Environmental Trust Ireland (ETI) succeeded in its challenge to the strategic housing development, which had received fast-track approval from An Bord Pleanála in August of last year.
Mr Justice David Holland overturned the permission on a single ground, finding that the planning board failed to send ETI’s 100-page submission on the development to the local council within the required time limit.
The board’s delay in sending the submission caused the chief executive of the council to submit his report to the planning authority without referencing ETI’s points.
The four to six-storey blocks comprise 30 build-to-rent apartments and 70 further apartments catering for 326 student bed spaces on land at Punches Cross, which is currently occupied by a partially demolished petrol station and other disused buildings.

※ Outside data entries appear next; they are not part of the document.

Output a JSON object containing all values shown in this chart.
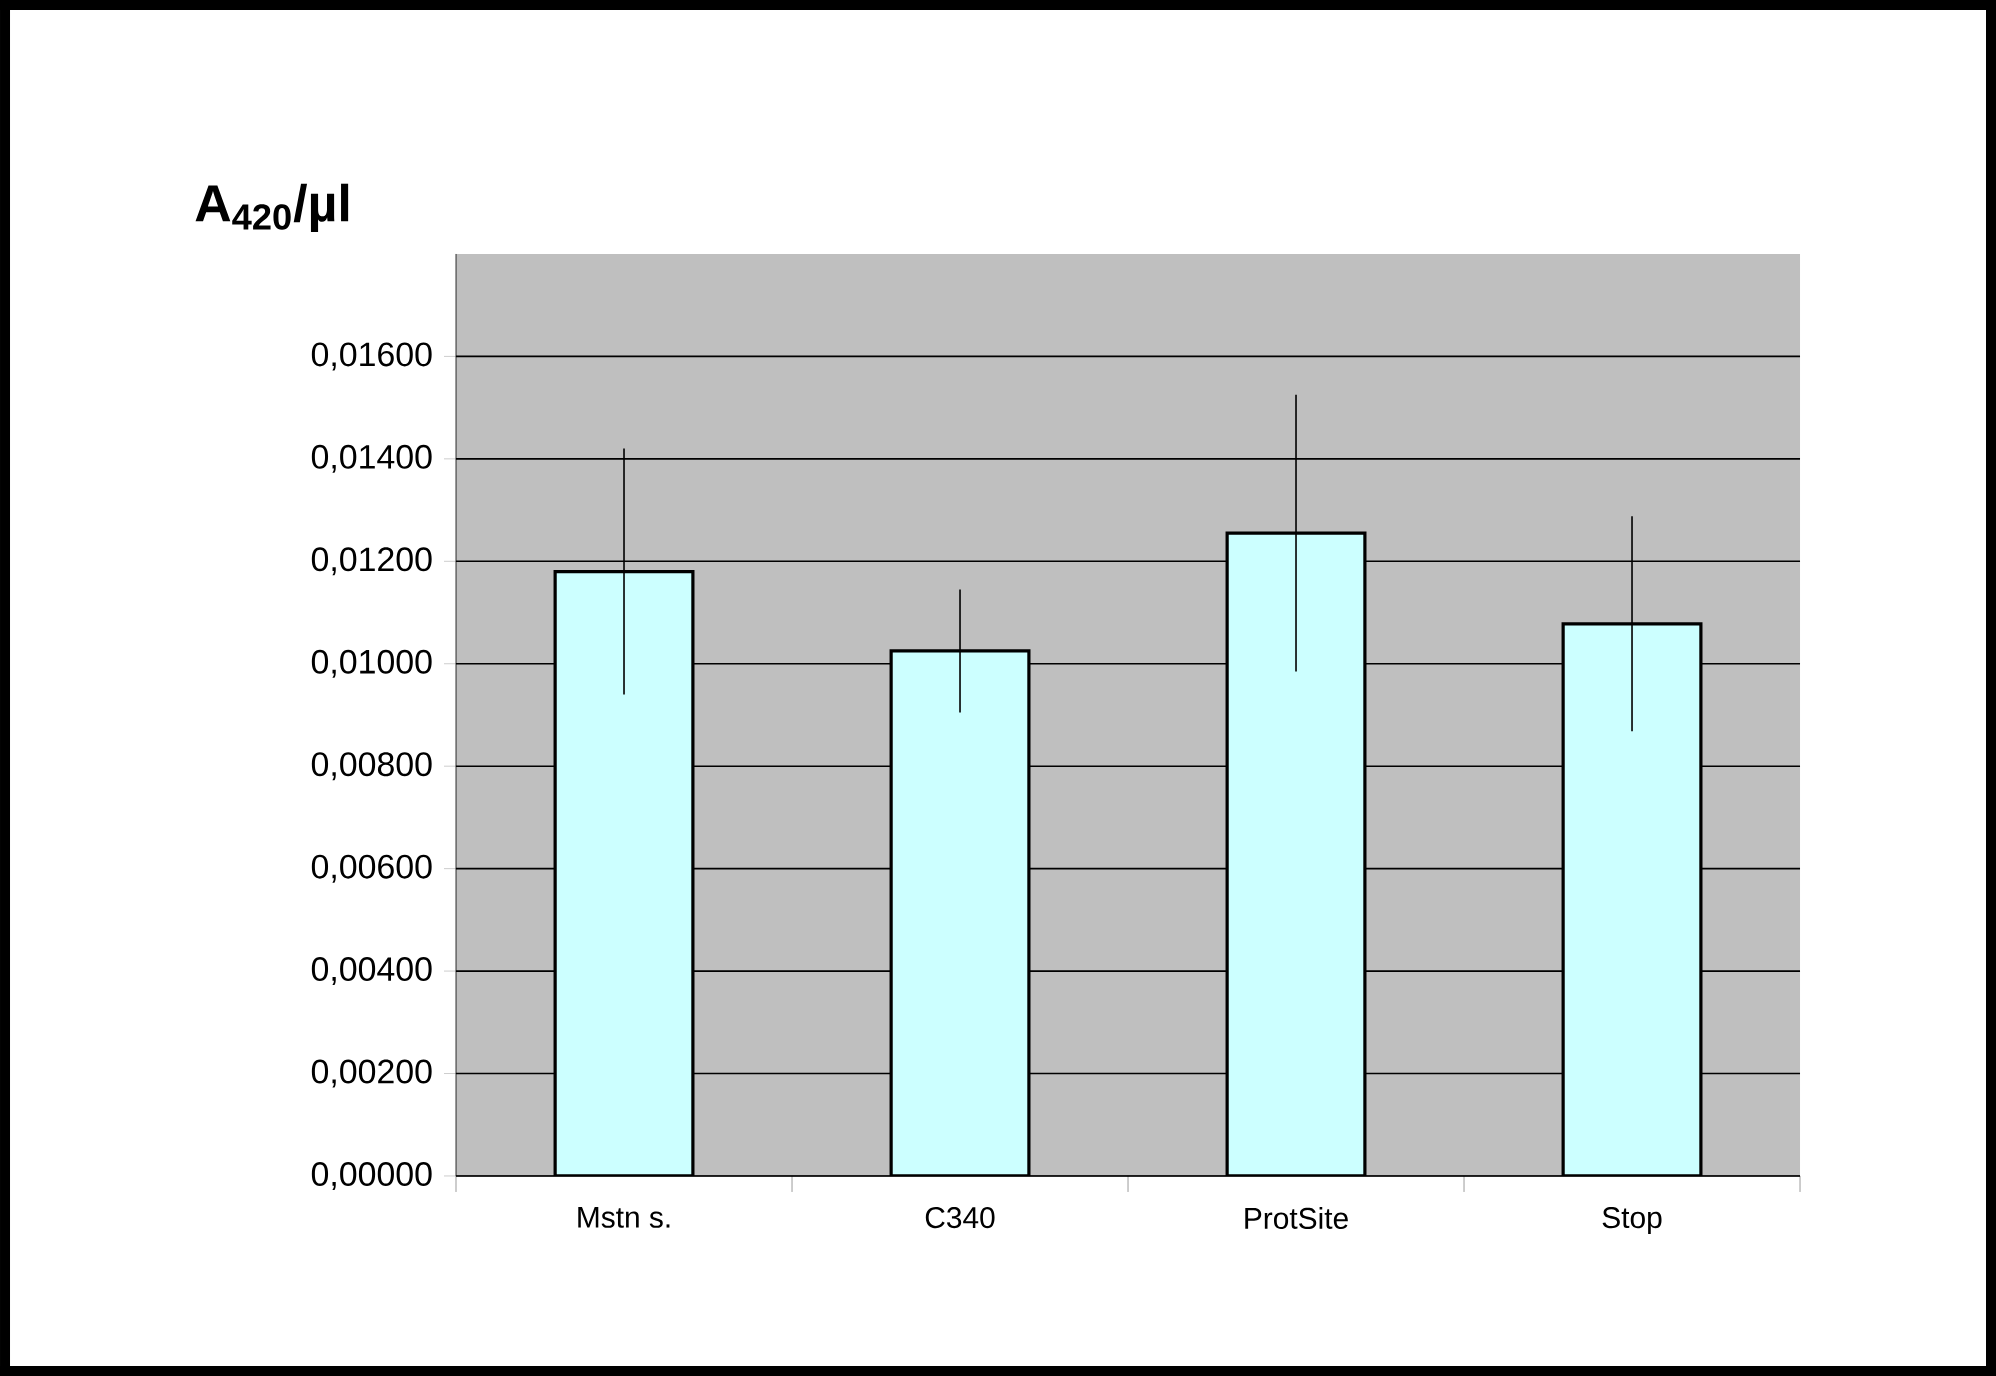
{
  "chart_data": {
    "type": "bar",
    "ylabel": "A$_{420}$/µl",
    "categories": [
      "Mstn s.",
      "C340",
      "ProtSite",
      "Stop"
    ],
    "values": [
      0.0118,
      0.01025,
      0.01255,
      0.01078
    ],
    "errors": [
      0.0024,
      0.0012,
      0.0027,
      0.0021
    ],
    "color": "#ccffff",
    "ylim": [
      0,
      0.018
    ],
    "yticks": [
      {
        "value": 0,
        "label": "0,00000"
      },
      {
        "value": 0.002,
        "label": "0,00200"
      },
      {
        "value": 0.004,
        "label": "0,00400"
      },
      {
        "value": 0.006,
        "label": "0,00600"
      },
      {
        "value": 0.008,
        "label": "0,00800"
      },
      {
        "value": 0.01,
        "label": "0,01000"
      },
      {
        "value": 0.012,
        "label": "0,01200"
      },
      {
        "value": 0.014,
        "label": "0,01400"
      },
      {
        "value": 0.016,
        "label": "0,01600"
      }
    ],
    "grid": "y"
  }
}
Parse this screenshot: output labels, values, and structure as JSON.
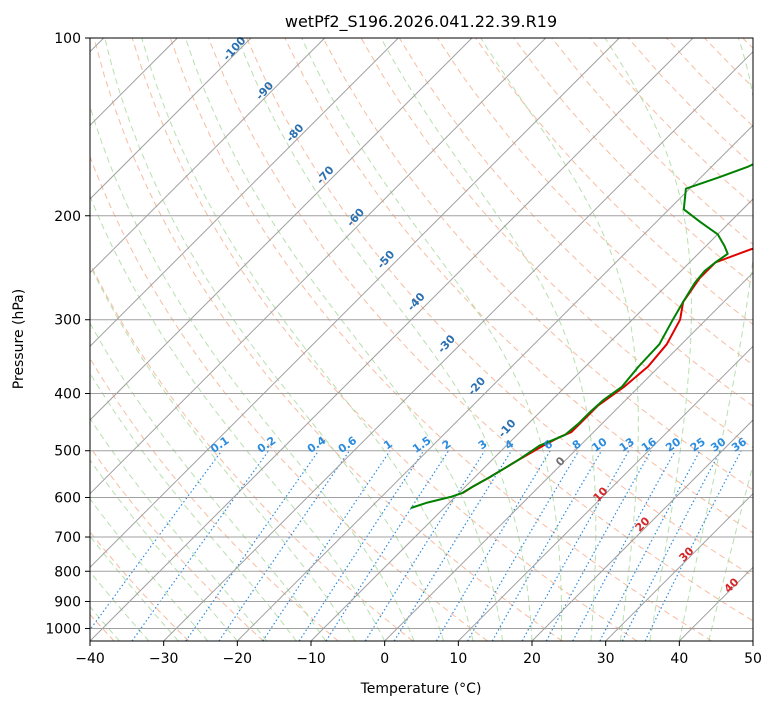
{
  "chart_data": {
    "type": "line",
    "title": "wetPf2_S196.2026.041.22.39.R19",
    "xlabel": "Temperature (°C)",
    "ylabel": "Pressure (hPa)",
    "xlim": [
      -40,
      50
    ],
    "ylim": [
      1050,
      100
    ],
    "x_ticks": [
      "-40",
      "-30",
      "-20",
      "-10",
      "0",
      "10",
      "20",
      "30",
      "40",
      "50"
    ],
    "y_ticks": [
      "100",
      "200",
      "300",
      "400",
      "500",
      "600",
      "700",
      "800",
      "900",
      "1000"
    ],
    "colors": {
      "temperature": "#e00000",
      "dewpoint": "#008000",
      "isotherm": "#a0a0a0",
      "dry_adiabat": "#f4a582",
      "moist_adiabat": "#a6d79a",
      "mixing_ratio": "#2b8cdf",
      "moist_label": "#2a70b0",
      "dry_label": "#d62728"
    },
    "series": [
      {
        "name": "Temperature",
        "points": [
          [
            26.5,
            100
          ],
          [
            20.5,
            140
          ],
          [
            16.7,
            170
          ],
          [
            10.5,
            200
          ],
          [
            -3.5,
            228
          ],
          [
            -6.5,
            240
          ],
          [
            -6.5,
            255
          ],
          [
            -5.5,
            280
          ],
          [
            -3.5,
            300
          ],
          [
            -2.0,
            330
          ],
          [
            -1.5,
            360
          ],
          [
            -2.0,
            390
          ],
          [
            -3.0,
            420
          ],
          [
            -3.0,
            450
          ],
          [
            -3.0,
            465
          ],
          [
            -4.0,
            475
          ],
          [
            -5.0,
            490
          ],
          [
            -6.5,
            520
          ],
          [
            -8.0,
            555
          ],
          [
            -9.0,
            575
          ],
          [
            -9.5,
            590
          ]
        ]
      },
      {
        "name": "Dewpoint",
        "points": [
          [
            -0.5,
            100
          ],
          [
            -5.0,
            120
          ],
          [
            -9.5,
            140
          ],
          [
            -12.0,
            152
          ],
          [
            -15.0,
            165
          ],
          [
            -17.5,
            172
          ],
          [
            -20.5,
            180
          ],
          [
            -18.0,
            195
          ],
          [
            -14.0,
            205
          ],
          [
            -10.0,
            215
          ],
          [
            -7.5,
            225
          ],
          [
            -6.0,
            232
          ],
          [
            -6.5,
            240
          ],
          [
            -6.8,
            248
          ],
          [
            -6.5,
            260
          ],
          [
            -5.5,
            280
          ],
          [
            -4.5,
            300
          ],
          [
            -3.0,
            330
          ],
          [
            -2.8,
            360
          ],
          [
            -2.3,
            390
          ],
          [
            -3.0,
            410
          ],
          [
            -3.2,
            430
          ],
          [
            -3.2,
            450
          ],
          [
            -3.5,
            470
          ],
          [
            -5.5,
            490
          ],
          [
            -6.5,
            520
          ],
          [
            -8.0,
            555
          ],
          [
            -9.0,
            575
          ],
          [
            -9.6,
            590
          ],
          [
            -10.5,
            598
          ],
          [
            -13.0,
            612
          ],
          [
            -14.5,
            625
          ]
        ]
      }
    ],
    "mixing_ratio_labels": [
      "0.1",
      "0.2",
      "0.4",
      "0.6",
      "1",
      "1.5",
      "2",
      "3",
      "4",
      "6",
      "8",
      "10",
      "13",
      "16",
      "20",
      "25",
      "30",
      "36"
    ],
    "moist_adiabat_labels": [
      "-100",
      "-90",
      "-80",
      "-70",
      "-60",
      "-50",
      "-40",
      "-30",
      "-20",
      "-10"
    ],
    "dry_adiabat_labels": [
      "0",
      "10",
      "20",
      "30",
      "40"
    ]
  }
}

A previous application for virtually the same development by the same developer, Cloncaragh Investments Ltd, was refused in 2019 because the board was not satisfied then, beyond reasonable scientific doubt, that it would not negatively affect the integrity of various legally-protected areas nearby.
For Cloncaragh’s subsequent application, An Bord Pleanála’s planning inspector considered third-party concerns about contaminated lands at the site and noted it previously operated as a limestone quarry.
She was satisfied that proposed mitigation measures, such as employing a specialist groundwater control contractor to implement a groundwater control scheme, were robust and sufficient to address the concerns.
The inspector concluded that the proposed development would not adversely affect the integrity of protected areas.
In his judgment, Mr Justice Holland held against ETI on its complaint that the board had not ensured that the proposed development would not adversely affect the integrity of the Lower Shannon River, which is a special area of conservation.
ETI alleged the proposed build would give rise to the leaching of cement and other on-site pollutants into groundwater, which would in turn flow to the protected area’s conservation objectives.
It claimed that an environmental screening of the proposal contained various inadequacies, including a failure to identify and consider the risk of cement entering the groundwater.
The board said it had reached the certainty threshold required in finding the development would not negatively affect protected areas. It submitted to the court that ETI must argue how the protected area’s objectives might be disturbed by alleged cement leaching.
In failing ETI on this ground of the challenge, the judge said it did not meet its light burden of proof in putting forward its complaint that there existed a risk of cement leaching that would affect a protected area.
It would be “pointless” if environmental screening required the identification and recording of non-existent risks for the purpose of recording them as non-existent, he said.